M5S: «No ai tg megafoni del renzismo»

In vista delle nuove nomine che attendono la tv pubblica, deputati e senatori del M5S denunciano il rischio che i telegiornali della tv pubblica diventino megafoni del premier Matteo Renzi

ROMA (askanews) - «Il rischio è che i telegiornali Rai cambino definitivamente veste e diventino megafono a reti unificate del renzismo con direttori, vicedirettori e caporedattori scelti dalla politica per portare avanti la chiara mission di demolire l'opposizione». Lo scrivono, in vista delle nuove nomine che attendono la televisione pubblica, deputati e senatori del Movimento 5 Stelle sul portale istituzionale parlamentari5stelle.it in un post intitolato «Giù le mani dalla Rai».

Giù le mani dalla Rai
«Toccherà - prosegue il gruppo parlamentare - al cda griffato Maggioni-Campo Dall'Orto decidere se e come portare avanti il piano Gubitosi sulle newsroom Rai.

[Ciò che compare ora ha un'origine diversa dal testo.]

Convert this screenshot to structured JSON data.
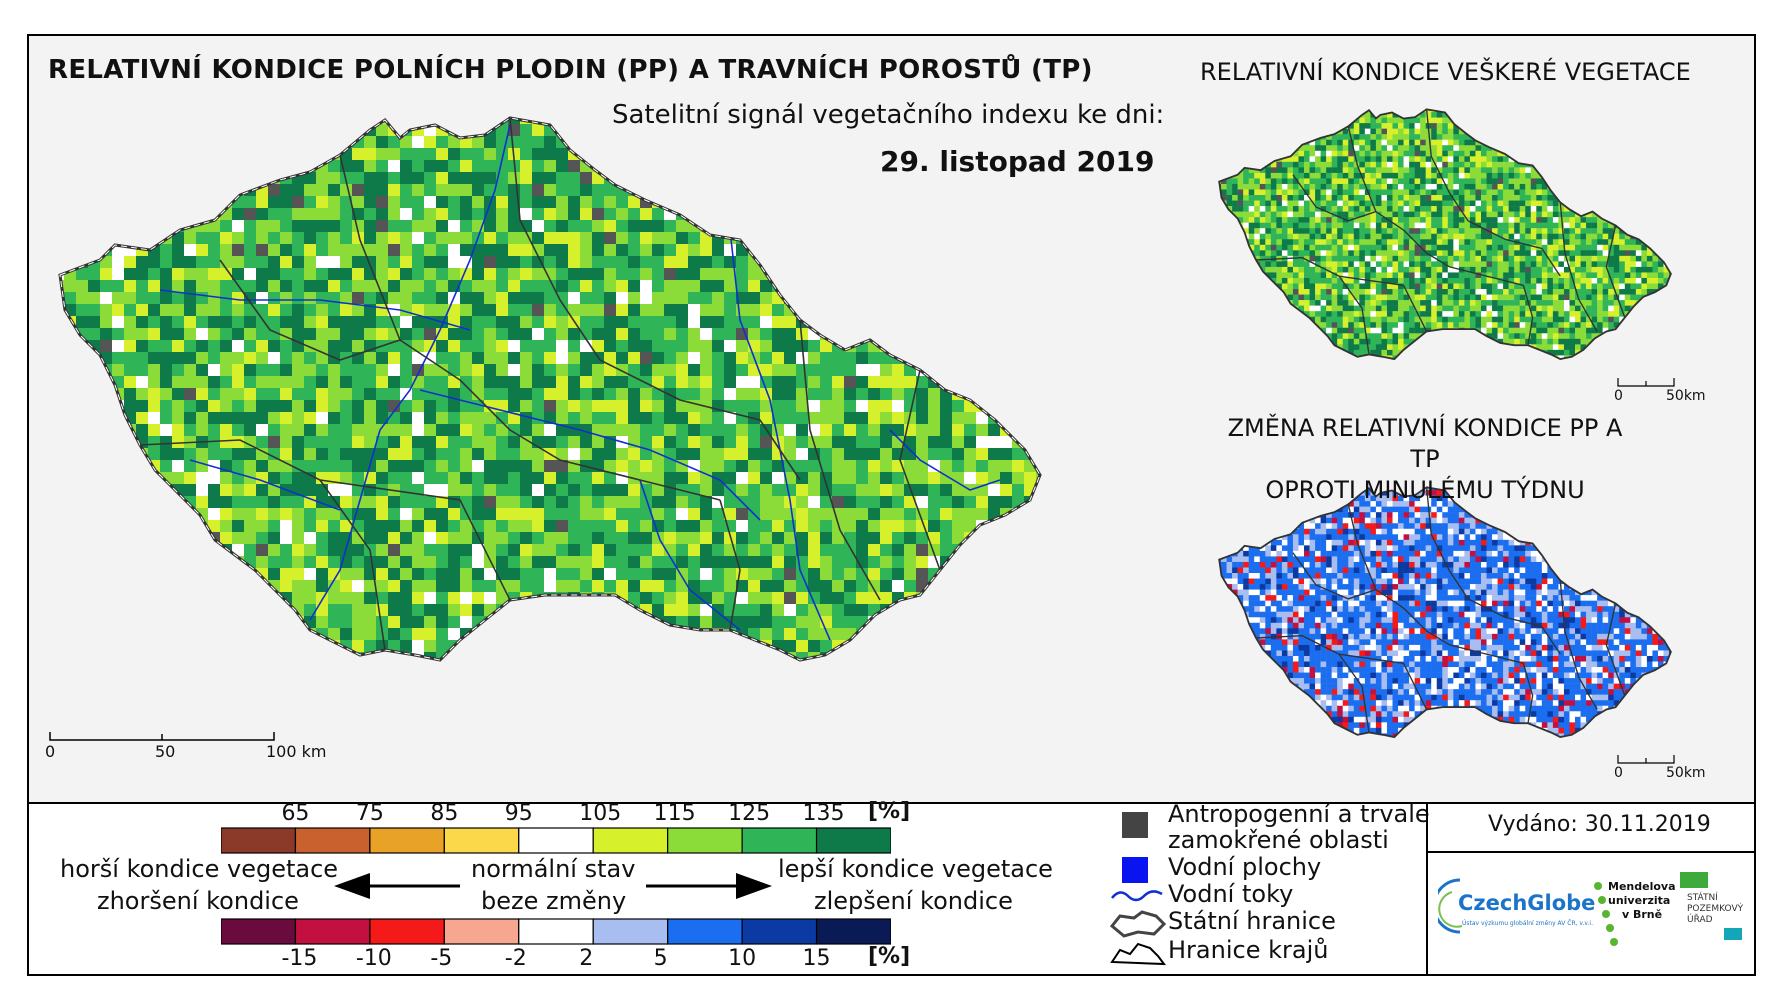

Sappiano che i cani da guardia del MoVimento 5 Stelle tengono le orecchie drizzate. Dei buoni propositi per rendere la Rai moderna, competitiva e innovativa non se n'è compiuto mezzo. Piuttosto finora come in un vero e proprio autoscontro fatto con le poltrone l'unica cosa che si è compiuta è la lottizzazione».